Semantic substrates can simultaneously show node connections as well as trends, patterns, clusters, or outliers in the nodes’ attributes. As with arc diagrams, this comes at the expense of being able to easily see some types of node connection patterns like motifs or clusters of connected nodes.
A matrix diagram of the Les Miserables dataset. Each community has its own color and is easily identifiable. Interactive example.
Matrix diagrams show the graph as a grid. Each node has a row and a column, and cells are filled in if there is a link connecting two nodes. It’s a good visualization choice for many analysis tasks, such as counting the number of nodes and finding common neighbors between nodes, especially for dense graphs with lots of links2,3,4.
One benefit of matrix diagrams is that there is never any occlusion, whereas node-link diagrams can have nodes and links drawn on top of each other, making the visualization harder to understand. Matrix diagrams can work especially well if the rows and columns are ordered to reveal the structure of the graph. In this example, the visualization shows clusters of connected nodes grouped together in squares. But if there are many nodes, it can be hard to make the labels legible and still fit the entire matrix on the screen.

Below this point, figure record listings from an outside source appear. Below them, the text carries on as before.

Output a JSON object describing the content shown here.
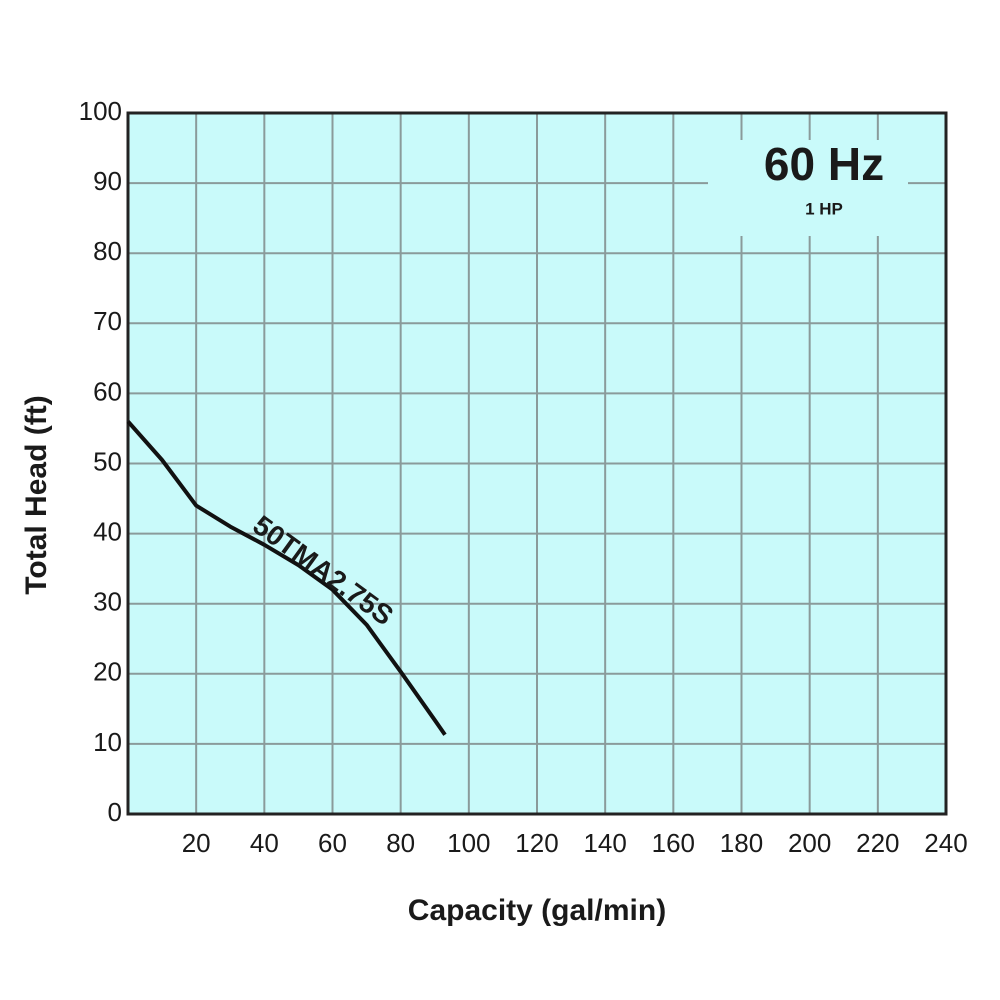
{
  "chart_data": {
    "type": "line",
    "title": "60 Hz",
    "subtitle": "1 HP",
    "x_label": "Capacity (gal/min)",
    "y_label": "Total Head (ft)",
    "xlim": [
      0,
      240
    ],
    "ylim": [
      0,
      100
    ],
    "xticks": [
      20,
      40,
      60,
      80,
      100,
      120,
      140,
      160,
      180,
      200,
      220,
      240
    ],
    "yticks": [
      0,
      10,
      20,
      30,
      40,
      50,
      60,
      70,
      80,
      90,
      100
    ],
    "grid": true,
    "background": "#c9fafa",
    "x": [
      0,
      10,
      20,
      30,
      40,
      50,
      60,
      70,
      80,
      90,
      93
    ],
    "series": [
      {
        "name": "50TMA2.75S",
        "color": "#111111",
        "values": [
          56,
          50.5,
          44,
          41,
          38.4,
          35.5,
          32,
          27,
          20.3,
          13.4,
          11.3
        ]
      }
    ]
  }
}
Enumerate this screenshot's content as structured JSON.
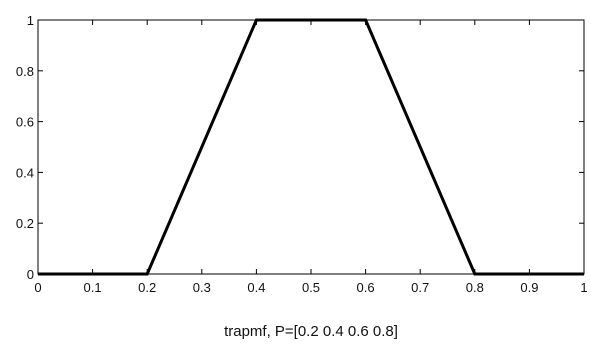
{
  "chart_data": {
    "type": "line",
    "title": "",
    "xlabel": "trapmf, P=[0.2 0.4 0.6 0.8]",
    "ylabel": "",
    "xlim": [
      0,
      1
    ],
    "ylim": [
      0,
      1
    ],
    "x_ticks": [
      0,
      0.1,
      0.2,
      0.3,
      0.4,
      0.5,
      0.6,
      0.7,
      0.8,
      0.9,
      1
    ],
    "x_tick_labels": [
      "0",
      "0.1",
      "0.2",
      "0.3",
      "0.4",
      "0.5",
      "0.6",
      "0.7",
      "0.8",
      "0.9",
      "1"
    ],
    "y_ticks": [
      0,
      0.2,
      0.4,
      0.6,
      0.8,
      1
    ],
    "y_tick_labels": [
      "0",
      "0.2",
      "0.4",
      "0.6",
      "0.8",
      "1"
    ],
    "grid": false,
    "series": [
      {
        "x": [
          0,
          0.2,
          0.4,
          0.6,
          0.8,
          1
        ],
        "y": [
          0,
          0,
          1,
          1,
          0,
          0
        ],
        "color": "#000000"
      }
    ]
  }
}
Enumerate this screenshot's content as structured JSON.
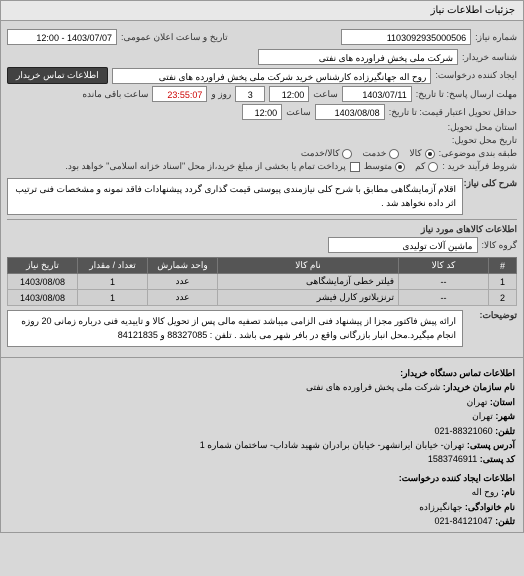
{
  "tab_title": "جزئیات اطلاعات نیاز",
  "header": {
    "req_number_label": "شماره نیاز:",
    "req_number": "1103092935000506",
    "announce_label": "تاریخ و ساعت اعلان عمومی:",
    "announce_value": "1403/07/07 - 12:00",
    "buyer_label": "شناسه خریدار:",
    "buyer_value": "شرکت ملی پخش فراورده های نفتی",
    "creator_label": "ایجاد کننده درخواست:",
    "creator_value": "روح اله جهانگیرزاده کارشناس خرید شرکت ملی پخش فراورده های نفتی",
    "contact_btn": "اطلاعات تماس خریدار",
    "deadline_send_label": "مهلت ارسال پاسخ: تا تاریخ:",
    "deadline_send_date": "1403/07/11",
    "time_label": "ساعت",
    "deadline_send_time": "12:00",
    "remain_days": "3",
    "day_word": "روز و",
    "remain_time": "23:55:07",
    "remain_suffix": "ساعت باقی مانده",
    "delivery_deadline_label": "حداقل تحویل اعتبار قیمت: تا تاریخ:",
    "delivery_deadline_date": "1403/08/08",
    "delivery_deadline_time": "12:00",
    "delivery_place_label": "استان محل تحویل:",
    "delivery_date_label": "تاریخ محل تحویل:",
    "packaging_label": "طبقه بندی موضوعی:",
    "pkg_opt_kala": "کالا",
    "pkg_opt_khedmat": "خدمت",
    "pkg_opt_both": "کالا/خدمت",
    "purchase_terms_label": "شروط فرآیند خرید :",
    "term_opt_low": "کم",
    "term_opt_mid": "متوسط",
    "term_note": "پرداخت تمام یا بخشی از مبلغ خرید،از محل \"اسناد خزانه اسلامی\" خواهد بود.",
    "desc_label": "شرح کلی نیاز:",
    "desc_text": "اقلام آزمایشگاهی مطابق با شرح کلی نیازمندی پیوستی قیمت گذاری گردد پیشنهادات فاقد نمونه و مشخصات فنی ترتیب اثر داده نخواهد شد .",
    "goods_needed_label": "اطلاعات کالاهای مورد نیاز",
    "goods_group_label": "گروه کالا:",
    "goods_group_value": "ماشین آلات تولیدی"
  },
  "table": {
    "columns": [
      "#",
      "کد کالا",
      "نام کالا",
      "واحد شمارش",
      "تعداد / مقدار",
      "تاریخ نیاز"
    ],
    "rows": [
      [
        "1",
        "--",
        "فیلتر خطی آزمایشگاهی",
        "عدد",
        "1",
        "1403/08/08"
      ],
      [
        "2",
        "--",
        "ترنزیلاتور کارل فیشر",
        "عدد",
        "1",
        "1403/08/08"
      ]
    ],
    "col_widths": [
      "28px",
      "90px",
      "auto",
      "70px",
      "70px",
      "70px"
    ]
  },
  "notes": {
    "label": "توضیحات:",
    "text": "ارائه پیش فاکتور مجزا از پیشنهاد فنی الزامی میباشد تصفیه مالی پس از تحویل کالا و تاییدیه فنی درباره زمانی 20 روزه انجام میگیرد.محل انبار بازرگانی واقع در بافر شهر می باشد . تلفن : 88327085 و 84121835"
  },
  "footer": {
    "contact_section": "اطلاعات تماس دستگاه خریدار:",
    "org_label": "نام سازمان خریدار:",
    "org_value": "شرکت ملی پخش فراورده های نفتی",
    "province_label": "استان:",
    "province_value": "تهران",
    "city_label": "شهر:",
    "city_value": "تهران",
    "tel_label": "تلفن:",
    "tel_value": "88321060-021",
    "addr_label": "آدرس پستی:",
    "addr_value": "تهران- خیابان ایرانشهر- خیابان برادران شهید شاداب- ساختمان شماره 1",
    "postal_label": "کد پستی:",
    "postal_value": "1583746911",
    "creator_section": "اطلاعات ایجاد کننده درخواست:",
    "name_label": "نام:",
    "name_value": "روح اله",
    "family_label": "نام خانوادگی:",
    "family_value": "جهانگیرزاده",
    "creator_tel_label": "تلفن:",
    "creator_tel_value": "84121047-021"
  }
}
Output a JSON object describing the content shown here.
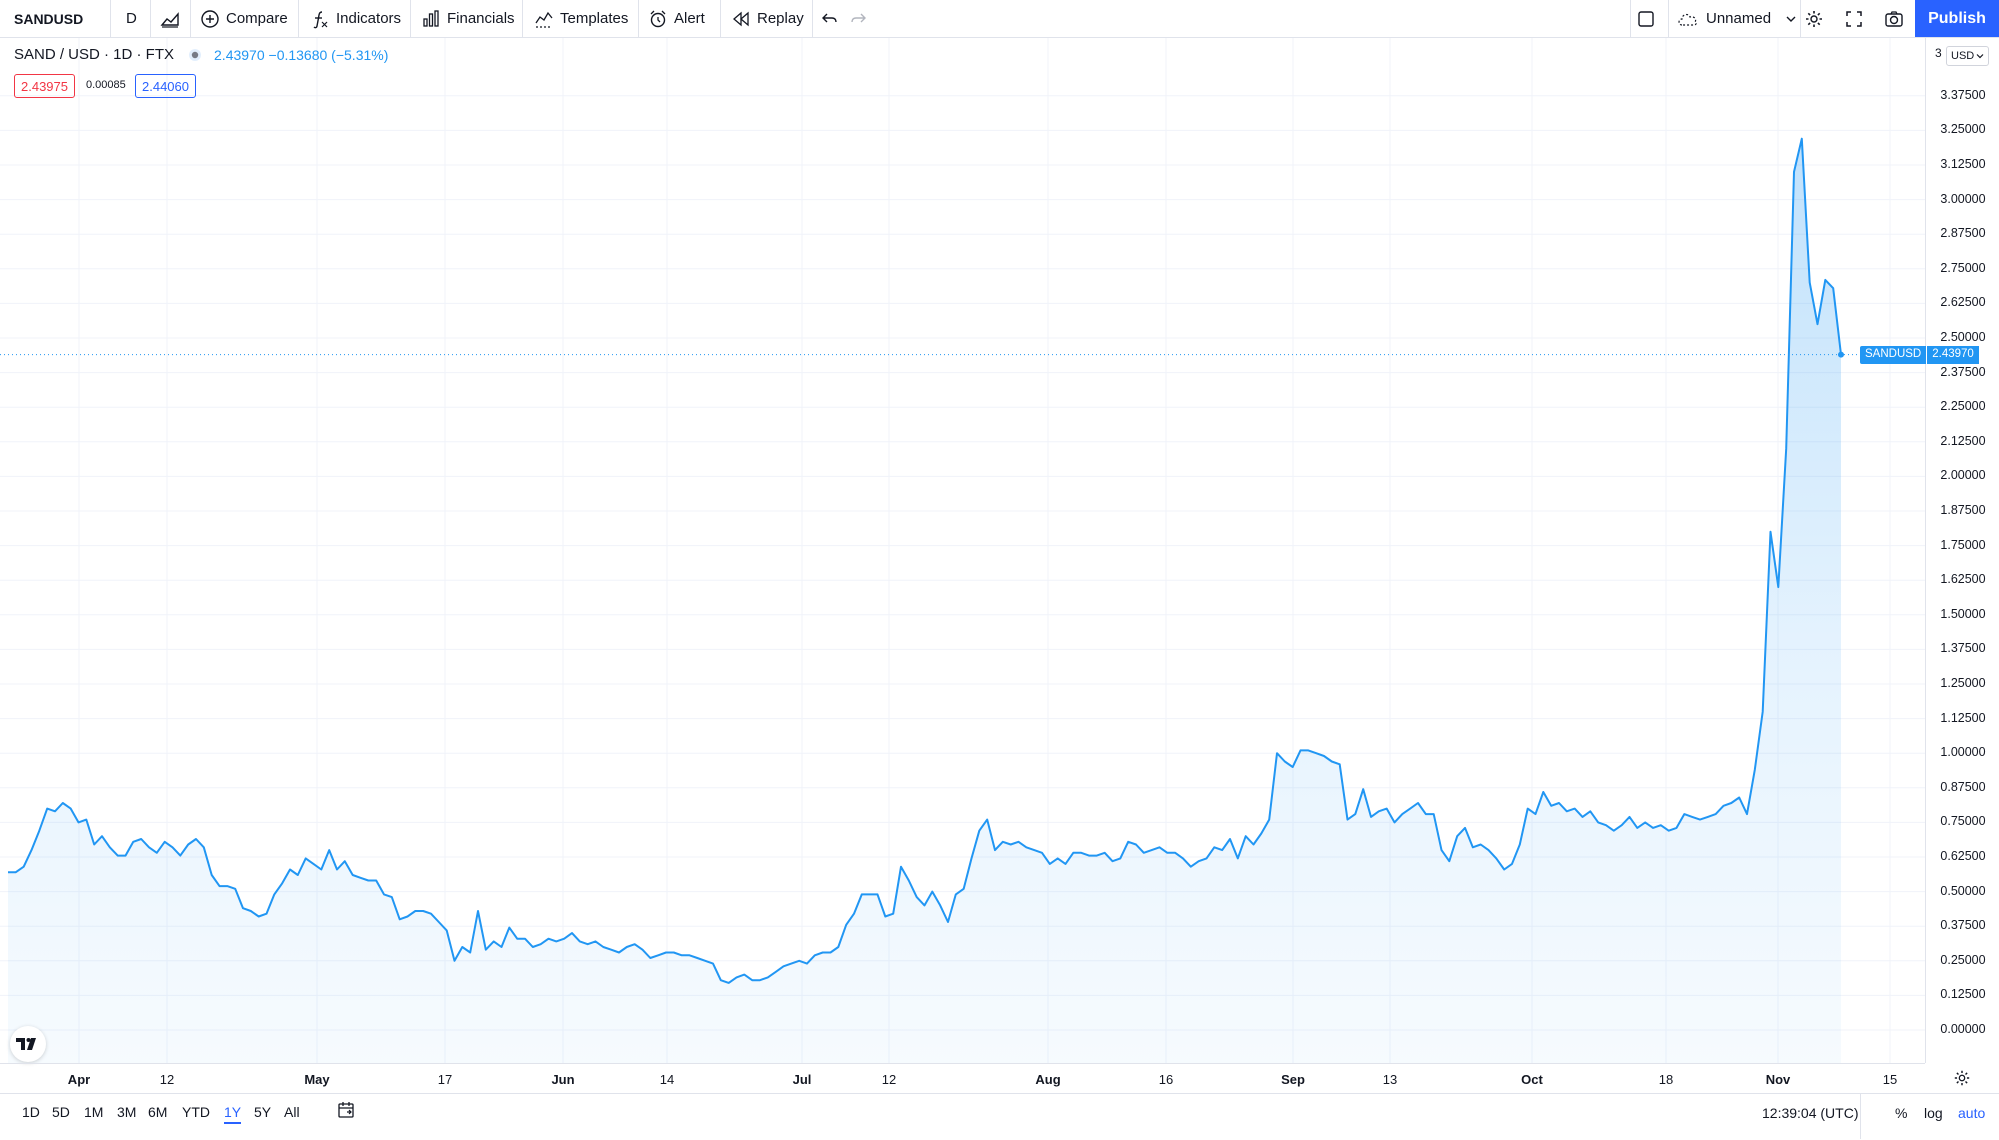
{
  "toolbar": {
    "symbol": "SANDUSD",
    "interval": "D",
    "compare": "Compare",
    "indicators": "Indicators",
    "financials": "Financials",
    "templates": "Templates",
    "alert": "Alert",
    "replay": "Replay",
    "layout_name": "Unnamed",
    "publish": "Publish"
  },
  "legend": {
    "title": "SAND / USD · 1D · FTX",
    "change": "2.43970 −0.13680 (−5.31%)",
    "bid": "2.43975",
    "spread": "0.00085",
    "ask": "2.44060"
  },
  "price_axis": {
    "currency": "USD",
    "top_partial": "3",
    "last_symbol": "SANDUSD",
    "last_price": "2.43970",
    "ticks": [
      "3.37500",
      "3.25000",
      "3.12500",
      "3.00000",
      "2.87500",
      "2.75000",
      "2.62500",
      "2.50000",
      "2.37500",
      "2.25000",
      "2.12500",
      "2.00000",
      "1.87500",
      "1.75000",
      "1.62500",
      "1.50000",
      "1.37500",
      "1.25000",
      "1.12500",
      "1.00000",
      "0.87500",
      "0.75000",
      "0.62500",
      "0.50000",
      "0.37500",
      "0.25000",
      "0.12500",
      "0.00000"
    ]
  },
  "time_axis": [
    {
      "label": "Apr",
      "bold": true
    },
    {
      "label": "12",
      "bold": false
    },
    {
      "label": "May",
      "bold": true
    },
    {
      "label": "17",
      "bold": false
    },
    {
      "label": "Jun",
      "bold": true
    },
    {
      "label": "14",
      "bold": false
    },
    {
      "label": "Jul",
      "bold": true
    },
    {
      "label": "12",
      "bold": false
    },
    {
      "label": "Aug",
      "bold": true
    },
    {
      "label": "16",
      "bold": false
    },
    {
      "label": "Sep",
      "bold": true
    },
    {
      "label": "13",
      "bold": false
    },
    {
      "label": "Oct",
      "bold": true
    },
    {
      "label": "18",
      "bold": false
    },
    {
      "label": "Nov",
      "bold": true
    },
    {
      "label": "15",
      "bold": false
    }
  ],
  "ranges": [
    "1D",
    "5D",
    "1M",
    "3M",
    "6M",
    "YTD",
    "1Y",
    "5Y",
    "All"
  ],
  "active_range": "1Y",
  "clock": "12:39:04 (UTC)",
  "scale_opts": {
    "percent": "%",
    "log": "log",
    "auto": "auto"
  },
  "colors": {
    "line": "#2196f3",
    "accent": "#2962ff",
    "bid": "#f23645"
  },
  "chart_data": {
    "type": "area",
    "ylim": [
      0,
      3.44
    ],
    "series": [
      {
        "values": [
          0.57,
          0.57,
          0.59,
          0.65,
          0.72,
          0.8,
          0.79,
          0.82,
          0.8,
          0.75,
          0.76,
          0.67,
          0.7,
          0.66,
          0.63,
          0.63,
          0.68,
          0.69,
          0.66,
          0.64,
          0.68,
          0.66,
          0.63,
          0.67,
          0.69,
          0.66,
          0.56,
          0.52,
          0.52,
          0.51,
          0.44,
          0.43,
          0.41,
          0.42,
          0.49,
          0.53,
          0.58,
          0.56,
          0.62,
          0.6,
          0.58,
          0.65,
          0.58,
          0.61,
          0.56,
          0.55,
          0.54,
          0.54,
          0.49,
          0.48,
          0.4,
          0.41,
          0.43,
          0.43,
          0.42,
          0.39,
          0.36,
          0.25,
          0.3,
          0.28,
          0.43,
          0.29,
          0.32,
          0.3,
          0.37,
          0.33,
          0.33,
          0.3,
          0.31,
          0.33,
          0.32,
          0.33,
          0.35,
          0.32,
          0.31,
          0.32,
          0.3,
          0.29,
          0.28,
          0.3,
          0.31,
          0.29,
          0.26,
          0.27,
          0.28,
          0.28,
          0.27,
          0.27,
          0.26,
          0.25,
          0.24,
          0.18,
          0.17,
          0.19,
          0.2,
          0.18,
          0.18,
          0.19,
          0.21,
          0.23,
          0.24,
          0.25,
          0.24,
          0.27,
          0.28,
          0.28,
          0.3,
          0.38,
          0.42,
          0.49,
          0.49,
          0.49,
          0.41,
          0.42,
          0.59,
          0.54,
          0.48,
          0.45,
          0.5,
          0.45,
          0.39,
          0.49,
          0.51,
          0.62,
          0.72,
          0.76,
          0.65,
          0.68,
          0.67,
          0.68,
          0.66,
          0.65,
          0.64,
          0.6,
          0.62,
          0.6,
          0.64,
          0.64,
          0.63,
          0.63,
          0.64,
          0.61,
          0.62,
          0.68,
          0.67,
          0.64,
          0.65,
          0.66,
          0.64,
          0.64,
          0.62,
          0.59,
          0.61,
          0.62,
          0.66,
          0.65,
          0.69,
          0.62,
          0.7,
          0.67,
          0.71,
          0.76,
          1.0,
          0.97,
          0.95,
          1.01,
          1.01,
          1.0,
          0.99,
          0.97,
          0.96,
          0.76,
          0.78,
          0.87,
          0.77,
          0.79,
          0.8,
          0.75,
          0.78,
          0.8,
          0.82,
          0.78,
          0.78,
          0.65,
          0.61,
          0.7,
          0.73,
          0.66,
          0.67,
          0.65,
          0.62,
          0.58,
          0.6,
          0.67,
          0.8,
          0.78,
          0.86,
          0.81,
          0.82,
          0.79,
          0.8,
          0.77,
          0.79,
          0.75,
          0.74,
          0.72,
          0.74,
          0.77,
          0.73,
          0.75,
          0.73,
          0.74,
          0.72,
          0.73,
          0.78,
          0.77,
          0.76,
          0.77,
          0.78,
          0.81,
          0.82,
          0.84,
          0.78,
          0.94,
          1.15,
          1.8,
          1.6,
          2.1,
          3.1,
          3.22,
          2.7,
          2.55,
          2.71,
          2.68,
          2.44
        ]
      }
    ]
  }
}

These six visualizations are common, powerful ways to visualize graphs, but there are lots of other techniques designed to answer other types of questions. For example, other visualizations show changes in a graph over time, and some visualizations work better with large graphs.
Some of these visualization recommendations are based on perceptual research from the scientific community. One thing to keep in mind is that a lot of existing research focuses on visualizing small graphs (i.e. graphs with 100 nodes or fewer). There are a lot of open questions for large graphs, for example we do not have empirical evidence about what kinds of tasks are easier to perform on node-link diagrams versus matrix diagrams of large graphs. We need more research in this area to provide guidance to visualization practitioners as well as to illuminate the shortcomings of visualizations and guide future graph visualization research.
- Frank van Ham and Bernice Rogowitz. Perceptual Organization in User-Generated Graph Layouts. IEEE Transactions on Visualization and Computer Graphics, 14(6):1333–1339, 2008.
- Rene Keller, Claudia M. Eckert, and P. John Clarkson. Matrices or node-link diagrams: which visual representation is better for visualising connectivity models? Information Visualization, 5(1):62-76, 2006.
- Mohammad Ghoniem, Jean-Daniel Fekete, and Philippe Castagliola. A Comparison of the Readability of Graphs Using Node-Link and Matrix-Based Representations. IEEE Symposium on Information Visualization, pages 17-24, 2004.
- Mohammad Ghoniem, Jean-Daniel Fekete, and Philippe Castagliola. On the readability of graphs using node-link and matrix-based representations: a controlled experiment and statistical analysis. Information Visualization, 4(2):114–135, 2005.